So, how do you decide between JPG vs. PNG for your project? The answer depends on your needs. Because photography is almost always dealing with high-frequency images, filled with the types gradients and fine details that real-life object has, and that our brain's own filtering methods evolved for, JPEG makes the most common choice for photos.
There are exceptions to that rule, of course. One problem with lossy compression is that if you will be opening it and then saving it in a lossy format again, you've just doubled your loss. This means that lossy file formats degrade each time you open them and then save them. Keep in mind that multiple saves of the same open file will not cause this to occur. It is the act of saving and then reopening that will trigger the additional loss. If you plan on doing multiple edits of the same file, take this into consideration.

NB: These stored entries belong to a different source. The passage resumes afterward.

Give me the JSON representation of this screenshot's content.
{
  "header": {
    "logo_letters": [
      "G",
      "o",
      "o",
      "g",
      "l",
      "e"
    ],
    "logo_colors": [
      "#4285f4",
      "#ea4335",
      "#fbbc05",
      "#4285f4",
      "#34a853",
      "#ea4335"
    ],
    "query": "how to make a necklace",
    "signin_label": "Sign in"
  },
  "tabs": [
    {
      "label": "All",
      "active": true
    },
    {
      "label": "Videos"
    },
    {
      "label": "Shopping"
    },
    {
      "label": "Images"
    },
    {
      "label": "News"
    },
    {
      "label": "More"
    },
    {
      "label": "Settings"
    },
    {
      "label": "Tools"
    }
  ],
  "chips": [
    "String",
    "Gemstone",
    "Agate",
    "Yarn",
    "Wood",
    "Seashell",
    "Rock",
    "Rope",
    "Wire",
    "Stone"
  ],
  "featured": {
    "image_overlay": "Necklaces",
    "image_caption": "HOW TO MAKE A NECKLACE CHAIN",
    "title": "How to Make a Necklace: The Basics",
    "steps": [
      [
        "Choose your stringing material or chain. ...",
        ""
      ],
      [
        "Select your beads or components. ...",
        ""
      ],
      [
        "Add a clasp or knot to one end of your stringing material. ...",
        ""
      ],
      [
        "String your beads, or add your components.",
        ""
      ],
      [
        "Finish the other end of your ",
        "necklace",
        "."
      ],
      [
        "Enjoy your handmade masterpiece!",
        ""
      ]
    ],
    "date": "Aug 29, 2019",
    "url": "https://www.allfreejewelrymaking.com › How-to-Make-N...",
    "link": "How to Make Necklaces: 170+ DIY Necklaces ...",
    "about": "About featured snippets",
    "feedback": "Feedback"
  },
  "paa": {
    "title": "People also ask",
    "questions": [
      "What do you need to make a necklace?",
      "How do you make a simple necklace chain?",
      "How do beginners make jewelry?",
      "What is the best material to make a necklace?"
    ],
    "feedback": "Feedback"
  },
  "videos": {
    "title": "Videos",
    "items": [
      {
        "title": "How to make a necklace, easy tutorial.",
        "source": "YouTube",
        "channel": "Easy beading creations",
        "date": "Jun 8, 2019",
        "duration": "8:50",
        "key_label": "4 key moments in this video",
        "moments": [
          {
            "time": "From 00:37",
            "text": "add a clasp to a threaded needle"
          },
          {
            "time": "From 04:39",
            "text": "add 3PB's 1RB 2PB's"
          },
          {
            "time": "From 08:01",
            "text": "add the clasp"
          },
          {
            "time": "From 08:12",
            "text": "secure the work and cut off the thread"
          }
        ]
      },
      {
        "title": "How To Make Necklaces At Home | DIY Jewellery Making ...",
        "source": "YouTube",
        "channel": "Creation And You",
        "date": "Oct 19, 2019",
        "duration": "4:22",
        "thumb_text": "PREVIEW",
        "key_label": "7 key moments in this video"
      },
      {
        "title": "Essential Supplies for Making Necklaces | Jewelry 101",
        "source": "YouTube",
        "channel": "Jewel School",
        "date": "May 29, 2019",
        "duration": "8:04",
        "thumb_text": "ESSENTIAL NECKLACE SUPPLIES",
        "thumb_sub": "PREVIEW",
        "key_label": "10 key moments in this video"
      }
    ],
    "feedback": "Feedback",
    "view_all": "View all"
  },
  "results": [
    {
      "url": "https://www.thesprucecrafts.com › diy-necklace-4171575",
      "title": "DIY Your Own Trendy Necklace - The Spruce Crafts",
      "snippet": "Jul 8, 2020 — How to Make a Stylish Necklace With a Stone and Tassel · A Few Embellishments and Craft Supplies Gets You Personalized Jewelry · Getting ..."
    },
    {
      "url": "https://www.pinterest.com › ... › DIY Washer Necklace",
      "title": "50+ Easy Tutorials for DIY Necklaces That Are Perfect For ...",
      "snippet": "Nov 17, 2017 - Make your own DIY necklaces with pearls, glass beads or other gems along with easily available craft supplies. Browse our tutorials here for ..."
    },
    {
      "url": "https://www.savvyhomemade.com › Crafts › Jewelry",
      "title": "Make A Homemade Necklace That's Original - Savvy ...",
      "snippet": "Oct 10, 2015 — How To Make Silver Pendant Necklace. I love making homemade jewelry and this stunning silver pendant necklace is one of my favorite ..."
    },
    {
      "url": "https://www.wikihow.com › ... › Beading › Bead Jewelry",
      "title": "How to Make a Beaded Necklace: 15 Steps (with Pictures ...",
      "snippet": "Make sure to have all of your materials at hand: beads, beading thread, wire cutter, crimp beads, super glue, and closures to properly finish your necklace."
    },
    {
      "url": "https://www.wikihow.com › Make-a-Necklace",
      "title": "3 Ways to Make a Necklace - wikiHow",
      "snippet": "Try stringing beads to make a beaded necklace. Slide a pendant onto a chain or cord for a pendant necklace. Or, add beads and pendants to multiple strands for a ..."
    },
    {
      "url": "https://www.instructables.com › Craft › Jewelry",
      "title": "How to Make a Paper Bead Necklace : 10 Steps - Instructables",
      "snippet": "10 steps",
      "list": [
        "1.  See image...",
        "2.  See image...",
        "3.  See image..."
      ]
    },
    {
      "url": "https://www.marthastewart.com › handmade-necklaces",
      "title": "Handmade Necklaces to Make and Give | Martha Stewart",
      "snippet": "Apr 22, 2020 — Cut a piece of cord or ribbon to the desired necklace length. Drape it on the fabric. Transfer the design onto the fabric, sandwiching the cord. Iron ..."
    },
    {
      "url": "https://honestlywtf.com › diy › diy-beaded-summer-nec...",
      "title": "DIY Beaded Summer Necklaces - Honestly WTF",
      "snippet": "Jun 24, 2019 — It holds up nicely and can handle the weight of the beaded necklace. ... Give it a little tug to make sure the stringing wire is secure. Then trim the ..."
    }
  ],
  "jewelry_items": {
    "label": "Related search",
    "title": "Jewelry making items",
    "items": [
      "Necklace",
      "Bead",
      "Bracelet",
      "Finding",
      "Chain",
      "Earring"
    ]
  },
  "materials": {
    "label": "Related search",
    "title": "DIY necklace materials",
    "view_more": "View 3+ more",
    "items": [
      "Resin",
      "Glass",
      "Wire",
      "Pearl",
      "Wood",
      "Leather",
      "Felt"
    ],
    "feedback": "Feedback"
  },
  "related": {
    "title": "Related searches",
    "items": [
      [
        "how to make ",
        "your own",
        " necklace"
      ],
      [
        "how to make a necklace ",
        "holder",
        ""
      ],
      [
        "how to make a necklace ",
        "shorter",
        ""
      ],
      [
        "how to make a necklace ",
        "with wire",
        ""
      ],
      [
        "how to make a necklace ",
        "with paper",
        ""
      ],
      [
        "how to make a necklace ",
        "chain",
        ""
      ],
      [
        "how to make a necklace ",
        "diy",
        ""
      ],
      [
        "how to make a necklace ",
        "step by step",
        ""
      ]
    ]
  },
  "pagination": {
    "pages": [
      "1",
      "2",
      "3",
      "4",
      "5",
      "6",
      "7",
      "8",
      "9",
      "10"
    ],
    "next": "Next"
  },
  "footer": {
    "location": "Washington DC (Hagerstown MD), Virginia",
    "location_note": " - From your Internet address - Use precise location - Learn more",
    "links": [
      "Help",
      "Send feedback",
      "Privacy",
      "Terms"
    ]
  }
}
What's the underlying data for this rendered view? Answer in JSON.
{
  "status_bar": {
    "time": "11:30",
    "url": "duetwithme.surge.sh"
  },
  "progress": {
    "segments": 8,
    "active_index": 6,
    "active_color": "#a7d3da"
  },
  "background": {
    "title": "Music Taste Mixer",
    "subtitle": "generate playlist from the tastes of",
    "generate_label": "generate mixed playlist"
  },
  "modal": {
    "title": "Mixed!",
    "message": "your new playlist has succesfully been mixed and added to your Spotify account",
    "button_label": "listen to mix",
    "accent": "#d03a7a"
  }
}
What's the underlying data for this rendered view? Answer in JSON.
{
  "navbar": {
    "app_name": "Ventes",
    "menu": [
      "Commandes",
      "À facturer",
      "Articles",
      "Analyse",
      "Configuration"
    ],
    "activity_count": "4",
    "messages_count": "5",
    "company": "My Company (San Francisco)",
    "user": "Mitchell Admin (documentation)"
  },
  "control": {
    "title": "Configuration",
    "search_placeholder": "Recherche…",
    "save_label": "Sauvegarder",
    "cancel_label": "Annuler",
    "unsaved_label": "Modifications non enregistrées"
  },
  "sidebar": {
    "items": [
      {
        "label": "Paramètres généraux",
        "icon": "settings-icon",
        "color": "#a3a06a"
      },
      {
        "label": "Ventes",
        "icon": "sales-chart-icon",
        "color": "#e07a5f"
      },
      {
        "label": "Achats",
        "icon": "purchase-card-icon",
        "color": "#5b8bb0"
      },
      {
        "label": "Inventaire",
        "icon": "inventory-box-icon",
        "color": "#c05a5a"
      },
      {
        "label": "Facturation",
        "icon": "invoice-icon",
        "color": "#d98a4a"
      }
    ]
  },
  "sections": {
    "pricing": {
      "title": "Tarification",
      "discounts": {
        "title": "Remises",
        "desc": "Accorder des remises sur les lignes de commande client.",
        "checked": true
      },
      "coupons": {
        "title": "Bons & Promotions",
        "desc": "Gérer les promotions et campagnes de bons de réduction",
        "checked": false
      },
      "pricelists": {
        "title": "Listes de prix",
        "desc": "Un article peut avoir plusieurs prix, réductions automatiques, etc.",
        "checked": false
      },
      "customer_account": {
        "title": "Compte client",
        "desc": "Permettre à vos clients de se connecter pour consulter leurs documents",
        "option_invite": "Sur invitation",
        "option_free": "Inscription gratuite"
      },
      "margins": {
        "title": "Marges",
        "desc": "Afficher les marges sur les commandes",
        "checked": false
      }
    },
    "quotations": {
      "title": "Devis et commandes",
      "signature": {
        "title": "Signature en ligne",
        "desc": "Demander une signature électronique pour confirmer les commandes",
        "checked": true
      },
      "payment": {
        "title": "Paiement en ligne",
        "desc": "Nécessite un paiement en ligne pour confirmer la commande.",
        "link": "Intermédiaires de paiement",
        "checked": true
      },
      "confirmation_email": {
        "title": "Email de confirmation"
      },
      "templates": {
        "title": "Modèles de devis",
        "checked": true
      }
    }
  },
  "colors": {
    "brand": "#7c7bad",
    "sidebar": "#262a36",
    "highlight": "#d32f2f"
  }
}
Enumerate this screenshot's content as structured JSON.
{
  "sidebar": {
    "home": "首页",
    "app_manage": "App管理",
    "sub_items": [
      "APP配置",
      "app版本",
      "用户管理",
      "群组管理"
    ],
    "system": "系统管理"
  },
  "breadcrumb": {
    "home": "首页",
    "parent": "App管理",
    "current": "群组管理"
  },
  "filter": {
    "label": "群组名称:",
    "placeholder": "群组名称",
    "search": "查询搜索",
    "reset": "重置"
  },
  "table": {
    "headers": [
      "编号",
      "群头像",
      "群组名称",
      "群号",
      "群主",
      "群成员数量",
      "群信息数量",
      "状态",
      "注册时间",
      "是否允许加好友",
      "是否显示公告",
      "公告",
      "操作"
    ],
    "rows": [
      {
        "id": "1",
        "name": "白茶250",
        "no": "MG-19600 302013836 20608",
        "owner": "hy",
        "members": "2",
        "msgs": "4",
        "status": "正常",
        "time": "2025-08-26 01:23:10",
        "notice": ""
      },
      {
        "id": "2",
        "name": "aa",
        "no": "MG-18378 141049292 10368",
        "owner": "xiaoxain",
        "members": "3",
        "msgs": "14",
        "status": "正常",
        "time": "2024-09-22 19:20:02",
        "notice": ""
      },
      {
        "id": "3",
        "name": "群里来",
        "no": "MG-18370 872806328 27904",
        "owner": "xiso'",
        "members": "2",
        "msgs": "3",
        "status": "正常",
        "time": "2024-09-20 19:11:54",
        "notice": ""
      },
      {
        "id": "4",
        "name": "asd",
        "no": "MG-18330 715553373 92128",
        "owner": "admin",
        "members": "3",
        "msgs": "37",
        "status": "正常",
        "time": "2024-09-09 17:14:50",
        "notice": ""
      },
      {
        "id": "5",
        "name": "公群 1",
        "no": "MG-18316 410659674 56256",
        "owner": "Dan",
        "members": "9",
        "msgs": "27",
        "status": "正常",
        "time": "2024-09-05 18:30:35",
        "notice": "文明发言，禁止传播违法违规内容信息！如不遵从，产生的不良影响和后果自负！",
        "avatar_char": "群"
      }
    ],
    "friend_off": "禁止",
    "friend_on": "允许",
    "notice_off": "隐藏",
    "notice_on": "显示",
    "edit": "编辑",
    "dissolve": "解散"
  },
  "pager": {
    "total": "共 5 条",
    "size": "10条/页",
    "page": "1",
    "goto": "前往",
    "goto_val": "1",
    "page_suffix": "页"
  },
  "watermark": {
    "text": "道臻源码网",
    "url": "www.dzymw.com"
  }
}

If your image is a drawing, which will have lots of spaces with solid colors, or even a photograph with a fair amount of text overlayed on it that also has large amounts of solid colors, then you are going to want to opt for PNG. As we mentioned in the lossy vs. lossless section, lossy formats such as JPEG lose their quality when large spaces of solid color are used.
If you need a format for printing and your printer supports the RGB color space, then most of the same recommendations for JPG or PNG apply as they do above. Typically for print, the question of JPEG vs. PNG isn't relevant, as professionals will use a higher quality format such as TIFF or PSD.